Il pasticcio del Regime dei Minimi

Siamo purtroppo alle solite, il nuovo Regime dei Minimi si è rivelato l'ennesimo pasticcio all'italiana.

Uno dei pochi strumenti efficaci che consentiva a tante micro attività imprenditoriali di lavorare senza troppi vincoli e costi è stato stravolto. Il vecchio regime, tuttora in vigore fino al 30 gennaio nonostante sia stato di fatto sostituito dal nuovo regime con la legge di Stabilità 2015, prevedeva una tassazione forfettaria del 5%, l'esclusione dal regime Iva e dagli studi di settore. Tre importanti ostacoli in meno, un piccolo paradiso destinato a coloro che non superavano la soglia di reddito pari a 30 mila euro l'anno. Una cifra che, tolte le spese di produzione (pari al 30/40%) consentivano ad una pletora di piccoli imprenditori (artigiani, liberi professionisti, ecc.) di lavorare senza troppe pastoie, dedicandosi serenamente al proprio lavoro.

Con tanti problemi che ci sono in questo martoriato paese, sembra impossibile, ma si finisce sempre per mettere mano alle poche cose che ancora funziona, in questo caso su tale regime, le cui modifiche hanno finito per stravolgerlo, mortificarlo e, in ultima analisi, renderlo spesso inutile ed inefficace.
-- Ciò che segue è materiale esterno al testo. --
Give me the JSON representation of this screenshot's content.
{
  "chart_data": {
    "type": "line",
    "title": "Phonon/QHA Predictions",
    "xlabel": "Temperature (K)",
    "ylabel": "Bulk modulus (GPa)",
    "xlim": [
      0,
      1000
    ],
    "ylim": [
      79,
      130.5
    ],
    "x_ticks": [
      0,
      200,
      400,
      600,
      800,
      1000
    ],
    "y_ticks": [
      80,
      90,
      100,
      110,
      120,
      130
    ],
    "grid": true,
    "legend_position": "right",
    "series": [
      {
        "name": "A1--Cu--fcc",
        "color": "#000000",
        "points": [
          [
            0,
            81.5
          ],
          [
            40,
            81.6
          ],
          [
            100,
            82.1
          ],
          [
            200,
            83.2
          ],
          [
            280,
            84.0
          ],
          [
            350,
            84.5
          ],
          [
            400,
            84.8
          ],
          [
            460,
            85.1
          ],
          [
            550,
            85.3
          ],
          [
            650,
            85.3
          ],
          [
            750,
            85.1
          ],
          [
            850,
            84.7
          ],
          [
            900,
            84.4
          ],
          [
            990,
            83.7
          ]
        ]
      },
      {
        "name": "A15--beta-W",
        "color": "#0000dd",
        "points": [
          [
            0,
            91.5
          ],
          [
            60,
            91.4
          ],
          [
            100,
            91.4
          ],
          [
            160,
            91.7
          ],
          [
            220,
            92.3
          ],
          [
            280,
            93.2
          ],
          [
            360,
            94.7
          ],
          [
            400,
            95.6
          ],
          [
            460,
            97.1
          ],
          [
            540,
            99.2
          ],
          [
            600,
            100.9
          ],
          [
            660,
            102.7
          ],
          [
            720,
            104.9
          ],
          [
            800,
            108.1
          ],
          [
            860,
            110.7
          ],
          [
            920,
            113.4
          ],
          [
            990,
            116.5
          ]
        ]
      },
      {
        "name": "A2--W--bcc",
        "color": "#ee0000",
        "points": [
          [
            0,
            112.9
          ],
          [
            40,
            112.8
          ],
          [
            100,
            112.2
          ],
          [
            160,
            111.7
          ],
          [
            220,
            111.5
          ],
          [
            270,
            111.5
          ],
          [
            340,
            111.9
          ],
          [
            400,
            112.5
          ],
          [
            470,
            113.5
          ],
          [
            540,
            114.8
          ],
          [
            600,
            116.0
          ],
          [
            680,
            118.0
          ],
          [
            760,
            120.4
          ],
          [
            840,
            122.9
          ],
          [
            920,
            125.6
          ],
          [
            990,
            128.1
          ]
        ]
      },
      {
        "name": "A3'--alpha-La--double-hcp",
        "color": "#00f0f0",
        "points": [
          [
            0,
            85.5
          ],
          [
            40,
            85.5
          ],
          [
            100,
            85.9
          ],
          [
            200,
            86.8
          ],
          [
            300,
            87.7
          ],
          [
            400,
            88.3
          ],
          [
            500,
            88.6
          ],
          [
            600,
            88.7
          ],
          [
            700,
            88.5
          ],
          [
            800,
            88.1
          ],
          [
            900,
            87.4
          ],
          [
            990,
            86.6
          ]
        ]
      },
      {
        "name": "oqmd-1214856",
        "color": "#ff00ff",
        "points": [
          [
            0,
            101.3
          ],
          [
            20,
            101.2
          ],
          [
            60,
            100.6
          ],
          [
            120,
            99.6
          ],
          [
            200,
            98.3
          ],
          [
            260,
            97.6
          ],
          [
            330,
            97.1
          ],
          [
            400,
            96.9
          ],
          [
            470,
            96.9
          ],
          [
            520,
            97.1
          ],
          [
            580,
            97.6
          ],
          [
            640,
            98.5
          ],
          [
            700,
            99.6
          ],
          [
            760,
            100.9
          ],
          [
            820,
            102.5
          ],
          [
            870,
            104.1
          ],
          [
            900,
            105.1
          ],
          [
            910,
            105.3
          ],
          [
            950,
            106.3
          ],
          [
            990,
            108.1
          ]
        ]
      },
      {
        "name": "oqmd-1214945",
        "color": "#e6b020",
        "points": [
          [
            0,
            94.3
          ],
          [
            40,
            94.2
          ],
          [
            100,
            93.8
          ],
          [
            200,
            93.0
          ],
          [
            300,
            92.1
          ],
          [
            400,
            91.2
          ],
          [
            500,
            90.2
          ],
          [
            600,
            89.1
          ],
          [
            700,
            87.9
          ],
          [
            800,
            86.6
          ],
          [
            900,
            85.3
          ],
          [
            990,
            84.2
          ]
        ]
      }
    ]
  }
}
Il regime di tassazione, in primis, è di fatto triplicato, passando dal 5% (un livello decisamente conveniente) al 15% (conveniente si, ma molto di meno); ma la novità più devastante, per l'intero regime, è quella della riduzione della soglia di reddito prevista per potervi accedere. Il tetto di ricavi per rimanere nel regime dei minimi, infatti, adesso è  pari a 15.000 euro per attività professionali, scientifiche, tecniche, sanitarie, di istruzione, servizi finanziari e assicurativi; costruzioni e attività immobiliari; intermediari del commercio; a 30.000 euro per commercio ambulante di prodotti alimentari e bevande (20.000 euro per altri prodotti); a 35.000 euro per industrie alimentari e delle bevande; a 40.000 euro per commercio all'ingrosso e al dettaglio; attività dei servizi di alloggio e di ristorazione. In certi casi, dunque, la soglia è stata innalzata rispetto ai 30 mila originari, ma in molti altri è stata notevolmente ridotta, rendendola di fatto inaccessibile per... chi lavora realmente.

Per chi svolge attività professionale in genere, rimanere entro il tetto di 15 mila euro di fatturato, significa fare la fame, visto che da tale cifra è necessario togliere le spese sostenute per svolgere l'attività stessa. Stesso discorso anche per la soglia di 20 mila euro prevista per il commercio.

Limiti così stringenti per l'accesso a tale regime semplificato spingeranno molti a dichiarare redditi inferiori a quelli realmente percepiti, dando un forte impulso all'evasione e al nero, vanificando tutti gli sforzi fatti sinora nel contrasto all'evasione. Una consapevolezza, questa, che sta lentamente maturando anche nelle menti di chi ha concepito questo ennesimo pasticcio, con il risultato che si sta tentando disperatamente di prorogare il vecchio regime: è infatti possibile utilizzarlo ancora per le partite Iva che si registrano entro la fine del mese, ma con data di inizio attività postergata al 31 dicembre 2014. Nel frattempo si cerca di aggiustare il tiro con il nuovo regime.

Risultato: una situazione di imbarazzante confusione che costringe chi vuole aprire una nuova attività, a rimanere in attesa di ulteriori e, si spera, chiarificatrici novità. Una attesa che dura già da settimane, ma che potrebbe prolungarsi per mesi, con effetti disastrosi.

Se risulta così difficile investire sul lavoro in questo paese da parte degli stessi italiani, risulta facile capire perchè gli investitori stranieri se ne stiano ben lontani, limitandosi a fare i semplici turisti.